Я не собираюсь умирать.
Мысль обретает форму и проникает в подкорку, пробуждает к жизни слова и проталкивает их в горло, к языку, я кричу и внезапно просыпаюсь от собственного голоса.
Больше нет темноты, нет зимы. Солнце пробивается сквозь тусклое стекло и светит прямо мне в глаза, я отворачиваюсь; спальник мокрый от пота, сознание затуманено.
Поднимаюсь на дрожащих ногах, от температуры меня трясет, и рана дергает. Я должен добраться до ручья и набрать себе воды; лекарств, черт возьми, никаких.
Ковыляя, спускаюсь, беру котелок и открываю дверь на улицу. Собака, обогнав меня, выскакивает из влажной полутьмы. Весна пошла в атаку, сугробы тают, и муха жужжит на катышках навоза во дворе. Подволакивая ногу, добираюсь до ручья и ложусь на берегу, опустив лицо в омут и подставив его холодному течению. Затем переворачиваюсь на спину и вглядываюсь в небесную синеву. Морской песочник, принарядившись, похоже, озабочен строительством гнезда. А ты молодец, воображала.
Если я умру, жизнь здесь продолжит свой привычный ход, все останется как прежде. Небо будет ясным или грозовым, дягиль и лесная герань скроют мои следы, баклан и крапивник на своем посту, а лиса рыщет по камням и отмели в поисках добычи. Овцы меня мало замечают; пощипав траву на берегу, поднимаются выше в горы; только бы их не занесло снегом. Ничто из этого на самом деле не имеет никакого значения.
Тира тычется в меня мордой и тихо воет, знает, что это лучше, чем лизать лицо. Возможно, ты и будешь по мне скучать, бедолага.
Я сажусь и опускаю котелок в ручей, лучше взяться за дело, чем лежать, мучаясь от слабости и приступов жалости к себе. Плетусь домой, развожу огонь и ставлю воду, черт с ним, с дымом, на этот раз.
Я снимаю бинты с раны и морщусь от боли, они черные от крови, гноя и грязи. Прокипятив тряпку, пытаюсь прочистить рану, но меня едва не рвет от боли, приходится до хруста стиснуть зубы. Заставить себя снова перевязать рану не могу, пусть лучше дышит.
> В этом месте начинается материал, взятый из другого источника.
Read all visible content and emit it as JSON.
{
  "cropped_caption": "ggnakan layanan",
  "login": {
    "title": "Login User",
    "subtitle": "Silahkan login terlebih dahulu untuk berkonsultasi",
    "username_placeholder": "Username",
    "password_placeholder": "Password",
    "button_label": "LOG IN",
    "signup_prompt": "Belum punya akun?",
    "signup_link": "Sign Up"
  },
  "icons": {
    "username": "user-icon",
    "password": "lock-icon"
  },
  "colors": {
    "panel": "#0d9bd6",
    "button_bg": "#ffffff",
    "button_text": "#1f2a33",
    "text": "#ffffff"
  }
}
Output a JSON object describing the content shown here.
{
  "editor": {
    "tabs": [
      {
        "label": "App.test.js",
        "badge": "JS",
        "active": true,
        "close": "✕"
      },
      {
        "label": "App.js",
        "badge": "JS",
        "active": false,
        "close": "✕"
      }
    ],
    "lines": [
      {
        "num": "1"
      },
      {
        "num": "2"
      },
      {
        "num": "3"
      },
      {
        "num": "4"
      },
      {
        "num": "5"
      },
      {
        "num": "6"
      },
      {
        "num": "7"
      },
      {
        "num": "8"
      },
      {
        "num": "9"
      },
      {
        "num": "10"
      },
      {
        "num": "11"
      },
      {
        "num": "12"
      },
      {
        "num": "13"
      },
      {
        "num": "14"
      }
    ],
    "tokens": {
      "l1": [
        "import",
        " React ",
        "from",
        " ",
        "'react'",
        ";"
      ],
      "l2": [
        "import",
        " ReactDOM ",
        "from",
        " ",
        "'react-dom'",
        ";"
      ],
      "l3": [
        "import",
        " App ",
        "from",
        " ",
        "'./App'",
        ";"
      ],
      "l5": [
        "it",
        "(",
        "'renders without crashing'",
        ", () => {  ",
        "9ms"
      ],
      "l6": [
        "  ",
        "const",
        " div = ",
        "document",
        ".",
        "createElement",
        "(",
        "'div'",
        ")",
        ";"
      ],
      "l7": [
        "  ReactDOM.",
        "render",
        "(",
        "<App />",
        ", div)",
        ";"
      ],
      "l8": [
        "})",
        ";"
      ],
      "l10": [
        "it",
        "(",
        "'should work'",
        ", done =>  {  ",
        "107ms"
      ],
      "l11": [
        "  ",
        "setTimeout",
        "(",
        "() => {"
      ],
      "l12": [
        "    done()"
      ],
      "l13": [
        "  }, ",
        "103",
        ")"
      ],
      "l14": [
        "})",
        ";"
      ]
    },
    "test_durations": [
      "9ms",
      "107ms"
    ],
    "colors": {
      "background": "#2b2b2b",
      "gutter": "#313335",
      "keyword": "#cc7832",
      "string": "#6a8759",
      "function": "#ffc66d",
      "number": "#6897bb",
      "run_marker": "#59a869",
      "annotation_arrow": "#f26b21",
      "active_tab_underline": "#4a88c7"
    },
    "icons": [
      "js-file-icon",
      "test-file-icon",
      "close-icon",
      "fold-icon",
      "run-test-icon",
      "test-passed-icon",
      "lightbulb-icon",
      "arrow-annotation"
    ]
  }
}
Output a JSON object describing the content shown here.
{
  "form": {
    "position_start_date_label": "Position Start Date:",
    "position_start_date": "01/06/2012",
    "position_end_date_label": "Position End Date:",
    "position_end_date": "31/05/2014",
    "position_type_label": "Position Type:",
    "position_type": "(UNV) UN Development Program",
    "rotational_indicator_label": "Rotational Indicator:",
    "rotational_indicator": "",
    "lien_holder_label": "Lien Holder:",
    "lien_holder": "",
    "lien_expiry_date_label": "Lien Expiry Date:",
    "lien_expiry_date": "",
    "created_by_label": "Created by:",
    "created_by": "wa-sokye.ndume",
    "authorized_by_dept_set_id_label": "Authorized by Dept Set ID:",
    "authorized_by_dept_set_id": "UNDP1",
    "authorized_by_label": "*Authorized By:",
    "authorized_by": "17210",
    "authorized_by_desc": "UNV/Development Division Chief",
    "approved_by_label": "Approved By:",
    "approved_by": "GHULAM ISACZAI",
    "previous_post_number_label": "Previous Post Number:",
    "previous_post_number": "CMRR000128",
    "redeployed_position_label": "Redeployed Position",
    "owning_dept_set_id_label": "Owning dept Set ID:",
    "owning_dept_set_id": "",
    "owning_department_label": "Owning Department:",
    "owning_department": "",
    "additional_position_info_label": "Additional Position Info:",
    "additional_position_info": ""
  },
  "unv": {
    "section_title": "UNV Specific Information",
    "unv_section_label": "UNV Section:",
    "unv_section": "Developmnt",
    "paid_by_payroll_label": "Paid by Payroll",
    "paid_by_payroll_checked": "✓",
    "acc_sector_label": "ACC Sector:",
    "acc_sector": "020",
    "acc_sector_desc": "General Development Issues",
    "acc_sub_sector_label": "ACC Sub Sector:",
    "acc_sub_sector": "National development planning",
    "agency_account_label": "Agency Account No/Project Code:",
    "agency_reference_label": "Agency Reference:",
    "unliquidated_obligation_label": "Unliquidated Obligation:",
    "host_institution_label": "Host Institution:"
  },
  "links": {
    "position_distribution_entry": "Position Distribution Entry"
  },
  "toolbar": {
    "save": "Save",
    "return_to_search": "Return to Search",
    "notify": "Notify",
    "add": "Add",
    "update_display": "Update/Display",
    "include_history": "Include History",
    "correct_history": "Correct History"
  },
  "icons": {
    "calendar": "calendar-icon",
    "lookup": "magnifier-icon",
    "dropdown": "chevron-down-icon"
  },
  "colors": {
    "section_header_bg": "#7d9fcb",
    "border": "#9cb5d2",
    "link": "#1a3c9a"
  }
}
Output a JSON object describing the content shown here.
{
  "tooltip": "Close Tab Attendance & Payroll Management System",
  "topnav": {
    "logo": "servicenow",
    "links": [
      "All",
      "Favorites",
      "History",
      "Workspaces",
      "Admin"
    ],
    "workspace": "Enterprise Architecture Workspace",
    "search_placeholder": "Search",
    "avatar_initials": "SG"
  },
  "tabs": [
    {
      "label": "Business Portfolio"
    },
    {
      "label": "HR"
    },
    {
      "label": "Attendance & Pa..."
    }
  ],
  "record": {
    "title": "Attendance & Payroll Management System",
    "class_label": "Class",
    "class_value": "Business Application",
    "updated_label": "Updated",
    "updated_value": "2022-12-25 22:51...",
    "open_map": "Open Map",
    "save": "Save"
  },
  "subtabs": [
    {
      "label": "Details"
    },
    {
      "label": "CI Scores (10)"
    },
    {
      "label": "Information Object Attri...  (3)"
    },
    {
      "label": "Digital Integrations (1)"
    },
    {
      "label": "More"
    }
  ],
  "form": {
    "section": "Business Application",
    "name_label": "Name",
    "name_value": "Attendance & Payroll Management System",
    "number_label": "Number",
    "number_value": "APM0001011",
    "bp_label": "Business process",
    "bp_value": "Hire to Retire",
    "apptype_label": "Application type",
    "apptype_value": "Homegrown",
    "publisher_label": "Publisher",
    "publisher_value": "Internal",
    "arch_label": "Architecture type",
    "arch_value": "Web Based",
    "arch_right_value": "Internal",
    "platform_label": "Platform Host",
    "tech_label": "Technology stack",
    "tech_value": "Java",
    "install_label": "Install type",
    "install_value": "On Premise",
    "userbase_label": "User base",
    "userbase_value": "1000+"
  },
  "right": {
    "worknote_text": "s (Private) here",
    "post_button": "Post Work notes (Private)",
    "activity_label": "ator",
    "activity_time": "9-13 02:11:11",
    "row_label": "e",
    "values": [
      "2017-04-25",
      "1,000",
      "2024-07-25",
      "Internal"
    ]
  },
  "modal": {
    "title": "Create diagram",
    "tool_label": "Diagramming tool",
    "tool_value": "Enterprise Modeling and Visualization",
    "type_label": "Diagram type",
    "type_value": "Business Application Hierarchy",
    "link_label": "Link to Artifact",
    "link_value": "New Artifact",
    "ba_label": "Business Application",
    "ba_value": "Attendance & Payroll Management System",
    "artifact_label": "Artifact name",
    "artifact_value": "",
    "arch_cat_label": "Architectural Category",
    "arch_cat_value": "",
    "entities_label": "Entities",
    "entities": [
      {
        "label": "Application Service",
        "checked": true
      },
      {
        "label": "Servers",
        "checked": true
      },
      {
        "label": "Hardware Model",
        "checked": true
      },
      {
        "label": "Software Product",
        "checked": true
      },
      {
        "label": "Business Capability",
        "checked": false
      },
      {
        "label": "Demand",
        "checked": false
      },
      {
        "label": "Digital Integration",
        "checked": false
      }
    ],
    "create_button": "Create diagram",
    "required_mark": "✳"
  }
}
Поднимаюсь наверх, ложусь в постель и забываюсь в беспокойном сне; в сновидениях только горе и утраты, любимые и давно пропавшие лица, слишком короткие и полные боли жизни. Тьма накрывает меня снова.
Лидеры правительственной оппозиции лишены депутатской неприкосновенности
РЕЙКЬЯВИК, 15 мая. — Пятеро руководителей Коалиции избирателей были задержаны и заключены под стражу сегодня утром, после того как парламент лишил их депутатской неприкосновенности. Их подозревают в преступлениях против государства и представителей власти. Среди арестованных Видар Мар Йонссон, председатель Коалиции, его заместитель Астрид Эйнарсдоттир и Вигнир Видарссон, секретарь Коалиции и сын Видара Мара.